The Veteran and history teacher wants to prepare Major General Myles Deering for what he's about to deliver to his Oklahoma soldiers.
"I never thought this would get this large, started coming in and students writing, it just snowballed," Heard said.
This is not a homework assignment. Dig a little deeper into these piles, these letters aren't just from high school strangers.
"It's hard enough having them fighting being afraid of what might happen to them when they're over there," said Ruth Key, whose father is in the U.S. Air Force.
"This has been a tough deployment for our soldiers; this kinda stuff goes a long way, so thank you," Major General Myles Deering said.
Thousands of hearts are writing to Afghanistan from home. Dear soldiers, with love from Oklahomans of all generations.
The Mission is mailing now, if everything goes well with the post office, Oklahoma National Guard troops will get 2,000 letters from Putnam students in time for Christmas.

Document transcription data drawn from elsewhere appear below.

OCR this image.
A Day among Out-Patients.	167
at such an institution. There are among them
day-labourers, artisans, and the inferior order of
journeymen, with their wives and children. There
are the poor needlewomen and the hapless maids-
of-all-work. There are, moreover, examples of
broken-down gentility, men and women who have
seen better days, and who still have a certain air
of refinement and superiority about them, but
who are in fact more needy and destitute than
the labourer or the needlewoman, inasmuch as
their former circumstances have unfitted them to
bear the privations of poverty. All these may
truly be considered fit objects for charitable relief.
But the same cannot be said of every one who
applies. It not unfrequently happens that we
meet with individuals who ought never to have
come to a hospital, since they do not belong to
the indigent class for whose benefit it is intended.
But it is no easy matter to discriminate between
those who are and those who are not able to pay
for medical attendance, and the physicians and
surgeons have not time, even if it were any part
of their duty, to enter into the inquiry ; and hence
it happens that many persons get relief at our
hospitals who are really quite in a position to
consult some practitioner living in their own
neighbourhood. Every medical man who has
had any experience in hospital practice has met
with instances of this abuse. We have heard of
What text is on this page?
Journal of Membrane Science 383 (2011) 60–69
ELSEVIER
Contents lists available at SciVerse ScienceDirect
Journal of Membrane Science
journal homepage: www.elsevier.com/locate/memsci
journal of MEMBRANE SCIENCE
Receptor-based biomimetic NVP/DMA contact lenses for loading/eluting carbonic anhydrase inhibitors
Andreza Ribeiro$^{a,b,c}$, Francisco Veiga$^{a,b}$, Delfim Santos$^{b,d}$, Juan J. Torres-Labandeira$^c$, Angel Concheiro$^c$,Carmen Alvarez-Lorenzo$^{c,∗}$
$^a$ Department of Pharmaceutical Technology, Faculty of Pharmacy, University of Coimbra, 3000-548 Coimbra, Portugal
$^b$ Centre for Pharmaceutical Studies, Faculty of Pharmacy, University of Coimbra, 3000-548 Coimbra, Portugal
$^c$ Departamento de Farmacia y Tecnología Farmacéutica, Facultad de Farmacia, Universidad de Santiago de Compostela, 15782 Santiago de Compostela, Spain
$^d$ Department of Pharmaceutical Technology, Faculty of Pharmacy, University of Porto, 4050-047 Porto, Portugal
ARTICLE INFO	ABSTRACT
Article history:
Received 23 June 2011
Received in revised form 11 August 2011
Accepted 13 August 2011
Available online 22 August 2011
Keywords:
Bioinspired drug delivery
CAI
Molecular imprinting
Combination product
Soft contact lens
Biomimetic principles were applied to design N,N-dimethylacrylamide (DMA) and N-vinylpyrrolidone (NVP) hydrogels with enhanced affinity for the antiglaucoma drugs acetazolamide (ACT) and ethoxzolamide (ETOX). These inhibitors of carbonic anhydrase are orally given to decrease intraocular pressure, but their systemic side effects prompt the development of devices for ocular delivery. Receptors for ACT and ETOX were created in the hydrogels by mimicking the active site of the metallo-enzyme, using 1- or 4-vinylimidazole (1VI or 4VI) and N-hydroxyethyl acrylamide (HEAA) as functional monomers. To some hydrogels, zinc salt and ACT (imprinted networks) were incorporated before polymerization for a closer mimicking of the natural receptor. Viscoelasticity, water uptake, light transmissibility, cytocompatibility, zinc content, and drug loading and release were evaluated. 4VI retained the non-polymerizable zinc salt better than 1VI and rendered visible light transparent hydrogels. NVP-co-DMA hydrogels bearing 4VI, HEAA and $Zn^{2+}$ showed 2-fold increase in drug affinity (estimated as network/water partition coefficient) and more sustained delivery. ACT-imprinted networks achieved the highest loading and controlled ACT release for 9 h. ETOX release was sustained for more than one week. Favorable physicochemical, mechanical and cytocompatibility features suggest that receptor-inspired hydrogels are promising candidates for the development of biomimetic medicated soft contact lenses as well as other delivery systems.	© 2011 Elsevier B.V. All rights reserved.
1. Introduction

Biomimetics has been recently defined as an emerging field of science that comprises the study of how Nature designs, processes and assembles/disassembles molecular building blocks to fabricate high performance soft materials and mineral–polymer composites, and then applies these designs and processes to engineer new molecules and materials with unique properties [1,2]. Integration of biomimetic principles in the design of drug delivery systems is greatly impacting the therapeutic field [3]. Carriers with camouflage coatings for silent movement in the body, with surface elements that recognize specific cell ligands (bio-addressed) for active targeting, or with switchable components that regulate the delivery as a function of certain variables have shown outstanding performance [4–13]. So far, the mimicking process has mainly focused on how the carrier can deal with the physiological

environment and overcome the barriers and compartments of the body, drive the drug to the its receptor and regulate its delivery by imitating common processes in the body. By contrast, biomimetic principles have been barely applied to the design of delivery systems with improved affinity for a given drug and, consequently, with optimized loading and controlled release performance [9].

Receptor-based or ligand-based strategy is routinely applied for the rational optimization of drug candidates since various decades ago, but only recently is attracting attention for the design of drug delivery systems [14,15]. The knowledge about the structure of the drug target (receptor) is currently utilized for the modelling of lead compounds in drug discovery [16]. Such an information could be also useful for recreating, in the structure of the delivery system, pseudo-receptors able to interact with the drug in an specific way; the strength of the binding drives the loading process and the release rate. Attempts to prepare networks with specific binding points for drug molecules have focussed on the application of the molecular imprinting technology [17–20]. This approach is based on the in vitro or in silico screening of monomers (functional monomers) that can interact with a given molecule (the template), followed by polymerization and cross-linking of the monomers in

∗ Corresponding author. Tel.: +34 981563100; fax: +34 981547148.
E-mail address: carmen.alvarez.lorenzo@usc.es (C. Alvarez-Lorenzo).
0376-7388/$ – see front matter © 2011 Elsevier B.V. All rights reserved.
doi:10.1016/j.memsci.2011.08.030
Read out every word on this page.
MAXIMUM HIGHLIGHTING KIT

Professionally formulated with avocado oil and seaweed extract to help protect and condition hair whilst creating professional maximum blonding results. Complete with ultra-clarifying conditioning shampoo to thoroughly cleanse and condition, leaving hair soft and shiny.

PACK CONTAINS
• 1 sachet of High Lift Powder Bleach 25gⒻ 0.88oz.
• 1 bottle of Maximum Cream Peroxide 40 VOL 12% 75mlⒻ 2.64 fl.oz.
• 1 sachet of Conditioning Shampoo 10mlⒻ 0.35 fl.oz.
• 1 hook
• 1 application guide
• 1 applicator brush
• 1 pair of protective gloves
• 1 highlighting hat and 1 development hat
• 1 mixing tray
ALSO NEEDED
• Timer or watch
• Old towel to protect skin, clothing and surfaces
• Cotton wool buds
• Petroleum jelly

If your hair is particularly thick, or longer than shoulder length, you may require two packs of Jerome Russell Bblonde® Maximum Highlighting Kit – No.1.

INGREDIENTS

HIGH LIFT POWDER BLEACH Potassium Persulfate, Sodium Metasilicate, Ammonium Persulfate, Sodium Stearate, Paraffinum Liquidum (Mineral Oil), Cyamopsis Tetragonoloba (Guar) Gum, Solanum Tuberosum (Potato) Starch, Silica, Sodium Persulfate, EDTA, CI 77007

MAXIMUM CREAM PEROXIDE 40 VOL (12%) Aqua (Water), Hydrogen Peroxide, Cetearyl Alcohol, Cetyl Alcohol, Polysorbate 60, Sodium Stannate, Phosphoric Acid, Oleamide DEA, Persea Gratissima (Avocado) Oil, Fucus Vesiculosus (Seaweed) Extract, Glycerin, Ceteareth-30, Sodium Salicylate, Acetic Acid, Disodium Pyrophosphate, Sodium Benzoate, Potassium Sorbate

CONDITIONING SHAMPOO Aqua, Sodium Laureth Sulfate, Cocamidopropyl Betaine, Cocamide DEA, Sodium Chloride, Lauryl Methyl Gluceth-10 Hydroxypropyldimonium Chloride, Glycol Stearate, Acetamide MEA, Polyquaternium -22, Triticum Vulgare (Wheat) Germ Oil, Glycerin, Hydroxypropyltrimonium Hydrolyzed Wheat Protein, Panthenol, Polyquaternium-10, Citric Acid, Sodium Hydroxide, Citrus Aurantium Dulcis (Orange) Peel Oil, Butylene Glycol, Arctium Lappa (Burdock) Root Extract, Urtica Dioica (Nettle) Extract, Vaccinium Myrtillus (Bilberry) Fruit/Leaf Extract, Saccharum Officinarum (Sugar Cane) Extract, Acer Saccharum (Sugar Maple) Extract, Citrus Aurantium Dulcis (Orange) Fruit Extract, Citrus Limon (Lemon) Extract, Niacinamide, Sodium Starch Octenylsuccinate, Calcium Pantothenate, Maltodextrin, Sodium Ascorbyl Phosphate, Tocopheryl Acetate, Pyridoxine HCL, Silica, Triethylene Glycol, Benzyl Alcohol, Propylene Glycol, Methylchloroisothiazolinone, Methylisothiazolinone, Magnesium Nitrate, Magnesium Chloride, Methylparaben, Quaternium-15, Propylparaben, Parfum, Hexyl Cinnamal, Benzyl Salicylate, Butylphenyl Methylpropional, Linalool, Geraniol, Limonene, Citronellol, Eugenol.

As OSU and OU prepare to go to battle, they will be united in their support for our troops. Look for both sides of the line to have the 45th's historic Thunderbird emblem on the back of their helmets in Stillwater Saturday night.
"They have their flags hanging up for OU or OSU, they do the Bedlam thing over there, but you know at this point in time it's not about that, it's insignificant who wins," Deering said. "It's about being an Oklahoman and sharing the spirit of Oklahoma with everybody."